The point where your football analogy breaks down is precisely that it is possible to work on a ward and I do and have no difficulty doing it. That, however, seems to make no difference as far as the army is concerned. And no it hasn't been explained. Far from people being treated on a 'case by case basis' CG is interpreted inflexibly and used as a blanket criterion. The reason for 'publicly moaning about it' is precisly because there seems to be no other way of raising the debate.

The logic of the army's position is, though, that we should only recruit ward/community based nurses but there is no clear idea of what they should do if they are promoted above the level of charge nurse. Presumably leave the TA. The fact is, that skills of many nurses are not lost overnight and the problem of 'skill fade' is not the same for a nurse as it is, for example, a surgeon. And I can think of no evidence base which suggests otherwise.

The demography of ward based nursing is that it is something, rather like soldiering, which many people do for a relitively short period in their lives.
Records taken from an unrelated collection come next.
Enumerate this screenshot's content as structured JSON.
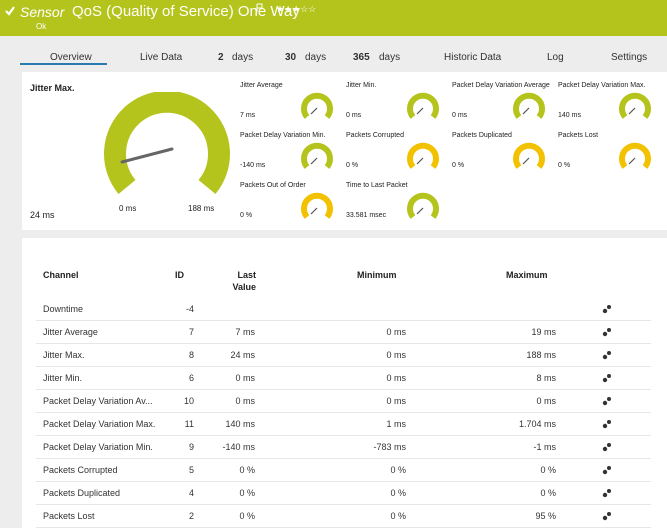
{
  "header": {
    "sensor_label": "Sensor",
    "title": "QoS (Quality of Service) One Way",
    "status": "Ok"
  },
  "tabs": [
    {
      "label": "Overview"
    },
    {
      "label": "Live Data"
    },
    {
      "number": "2",
      "unit": "days"
    },
    {
      "number": "30",
      "unit": "days"
    },
    {
      "number": "365",
      "unit": "days"
    },
    {
      "label": "Historic Data"
    },
    {
      "label": "Log"
    },
    {
      "label": "Settings"
    }
  ],
  "main_gauge": {
    "label": "Jitter Max.",
    "value": "24 ms",
    "min": "0 ms",
    "max": "188 ms"
  },
  "gauges": [
    {
      "label": "Jitter Average",
      "value": "7 ms",
      "color": "#b4c41c"
    },
    {
      "label": "Jitter Min.",
      "value": "0 ms",
      "color": "#b4c41c"
    },
    {
      "label": "Packet Delay Variation Average",
      "value": "0 ms",
      "color": "#b4c41c"
    },
    {
      "label": "Packet Delay Variation Max.",
      "value": "140 ms",
      "color": "#b4c41c"
    },
    {
      "label": "Packet Delay Variation Min.",
      "value": "-140 ms",
      "color": "#b4c41c"
    },
    {
      "label": "Packets Corrupted",
      "value": "0 %",
      "color": "#f2c200"
    },
    {
      "label": "Packets Duplicated",
      "value": "0 %",
      "color": "#f2c200"
    },
    {
      "label": "Packets Lost",
      "value": "0 %",
      "color": "#f2c200"
    },
    {
      "label": "Packets Out of Order",
      "value": "0 %",
      "color": "#f2c200"
    },
    {
      "label": "Time to Last Packet",
      "value": "33.581 msec",
      "color": "#b4c41c"
    }
  ],
  "table": {
    "headers": [
      "Channel",
      "ID",
      "Last Value",
      "Minimum",
      "Maximum"
    ],
    "rows": [
      [
        "Downtime",
        -4,
        null,
        null,
        null
      ],
      [
        "Jitter Average",
        7,
        "7 ms",
        "0 ms",
        "19 ms"
      ],
      [
        "Jitter Max.",
        8,
        "24 ms",
        "0 ms",
        "188 ms"
      ],
      [
        "Jitter Min.",
        6,
        "0 ms",
        "0 ms",
        "8 ms"
      ],
      [
        "Packet Delay Variation Av...",
        10,
        "0 ms",
        "0 ms",
        "0 ms"
      ],
      [
        "Packet Delay Variation Max.",
        11,
        "140 ms",
        "1 ms",
        "1.704 ms"
      ],
      [
        "Packet Delay Variation Min.",
        9,
        "-140 ms",
        "-783 ms",
        "-1 ms"
      ],
      [
        "Packets Corrupted",
        5,
        "0 %",
        "0 %",
        "0 %"
      ],
      [
        "Packets Duplicated",
        4,
        "0 %",
        "0 %",
        "0 %"
      ],
      [
        "Packets Lost",
        2,
        "0 %",
        "0 %",
        "95 %"
      ]
    ]
  }
}
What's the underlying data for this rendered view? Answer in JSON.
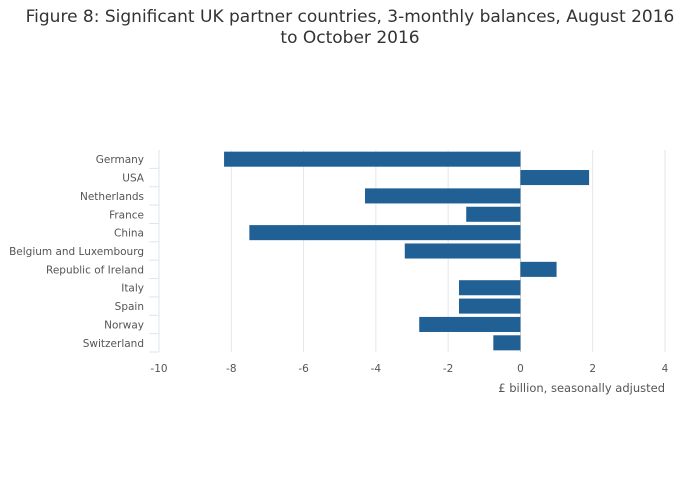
{
  "chart_data": {
    "type": "bar",
    "orientation": "horizontal",
    "title_line1": "Figure 8: Significant UK partner countries, 3-monthly balances, August 2016",
    "title_line2": "to October 2016",
    "xlabel": "£ billion, seasonally adjusted",
    "ylabel": "",
    "xlim": [
      -10,
      4
    ],
    "xticks": [
      -10,
      -8,
      -6,
      -4,
      -2,
      0,
      2,
      4
    ],
    "grid": true,
    "bar_color": "#206095",
    "categories": [
      "Germany",
      "USA",
      "Netherlands",
      "France",
      "China",
      "Belgium and Luxembourg",
      "Republic of Ireland",
      "Italy",
      "Spain",
      "Norway",
      "Switzerland"
    ],
    "values": [
      -8.2,
      1.9,
      -4.3,
      -1.5,
      -7.5,
      -3.2,
      1.0,
      -1.7,
      -1.7,
      -2.8,
      -0.75
    ]
  }
}
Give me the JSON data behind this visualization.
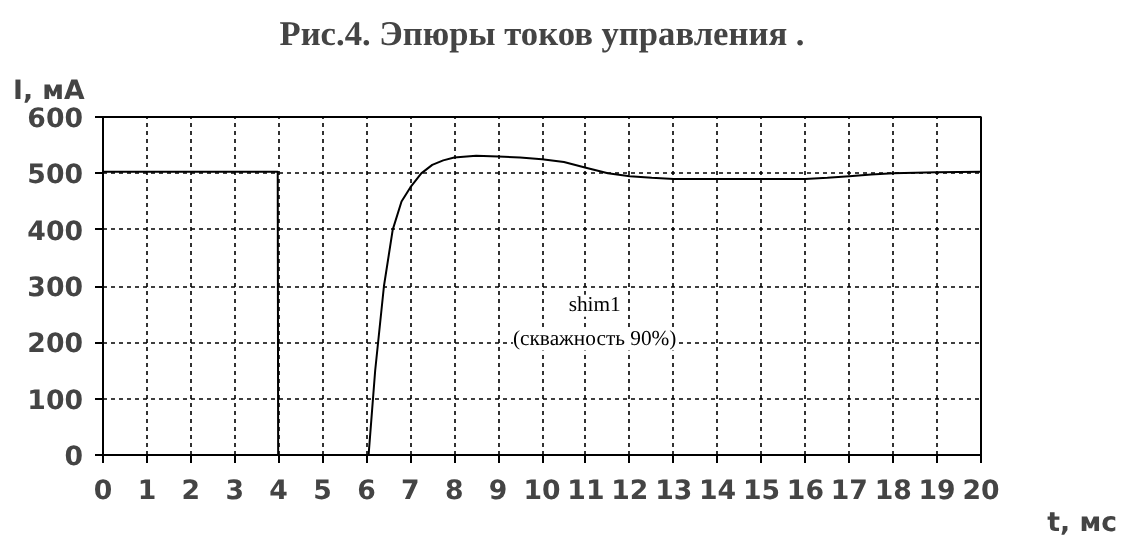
{
  "chart_data": {
    "type": "line",
    "title": "Рис.4. Эпюры токов управления .",
    "xlabel": "t, мс",
    "ylabel": "I, мА",
    "series": [
      {
        "color": "#000000",
        "x": [
          0,
          1,
          2,
          3,
          3.98,
          3.99,
          4,
          5,
          6.05,
          6.2,
          6.4,
          6.6,
          6.8,
          7,
          7.25,
          7.5,
          7.75,
          8,
          8.5,
          9,
          9.5,
          10,
          10.5,
          11,
          11.5,
          12,
          12.5,
          13,
          14,
          15,
          16,
          16.5,
          17,
          17.5,
          18,
          19,
          20
        ],
        "values": [
          503,
          503,
          503,
          503,
          503,
          0,
          0,
          0,
          0,
          150,
          300,
          400,
          450,
          475,
          500,
          515,
          523,
          528,
          531,
          530,
          528,
          525,
          520,
          510,
          500,
          495,
          492,
          490,
          490,
          490,
          490,
          492,
          495,
          498,
          500,
          502,
          503
        ]
      }
    ],
    "annotations": [
      "shim1",
      "(скважность 90%)"
    ],
    "xlim": [
      0,
      20
    ],
    "ylim": [
      0,
      600
    ],
    "xticks": [
      0,
      1,
      2,
      3,
      4,
      5,
      6,
      7,
      8,
      9,
      10,
      11,
      12,
      13,
      14,
      15,
      16,
      17,
      18,
      19,
      20
    ],
    "yticks": [
      0,
      100,
      200,
      300,
      400,
      500,
      600
    ],
    "grid": true,
    "line_style": "solid"
  }
}
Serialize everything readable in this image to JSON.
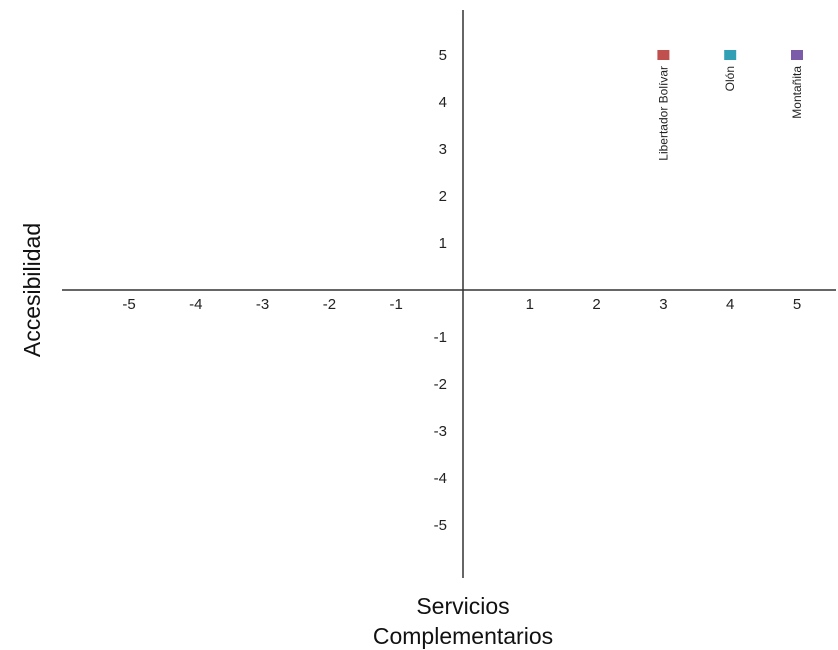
{
  "chart_data": {
    "type": "scatter",
    "xlabel_lines": [
      "Servicios",
      "Complementarios"
    ],
    "ylabel": "Accesibilidad",
    "xlim": [
      -6,
      5.6
    ],
    "ylim": [
      -6,
      6
    ],
    "x_ticks": [
      -5,
      -4,
      -3,
      -2,
      -1,
      1,
      2,
      3,
      4,
      5
    ],
    "y_ticks": [
      5,
      4,
      3,
      2,
      1,
      -1,
      -2,
      -3,
      -4,
      -5
    ],
    "grid": false,
    "points": [
      {
        "label": "Libertador Bolívar",
        "x": 3,
        "y": 5,
        "color": "#c0504d"
      },
      {
        "label": "Olón",
        "x": 4,
        "y": 5,
        "color": "#31a0b5"
      },
      {
        "label": "Montañita",
        "x": 5,
        "y": 5,
        "color": "#7b5ca8"
      }
    ]
  }
}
The army will, therefore, have a diminishing pool of people to draw on as indeed does the NHS.
 
#20
Hello Runner

Isn't this just another example of nurses and nursing not really understanding whats going on around them? I speak a one myself and it never ceases to amaze me how we as a profession get hold of an idea or concept and totally f*ck up its meaning and how to implement it. Clinical governance is (according to the Department of Health):-

".........the system through which NHS organisations are accountable for continuously improving the quality of their services and safeguarding high standards of care, by creating an environment in which clinical excellence will flourish".

Sounds pretty simple and straight forward to me although I'd have called it Quality and Safety rather than Clinical Governance as its easier for people to understand. Quite why any of that means that a practising TA N.O. can't go and look after medical patients in the Stan I don't know.

The best bit of this though is the army deciding that you are not clinically current because you work as a nurse tutor! I assume this means that you've taken this bad news to your civilian employers and have offered your immediate resignation.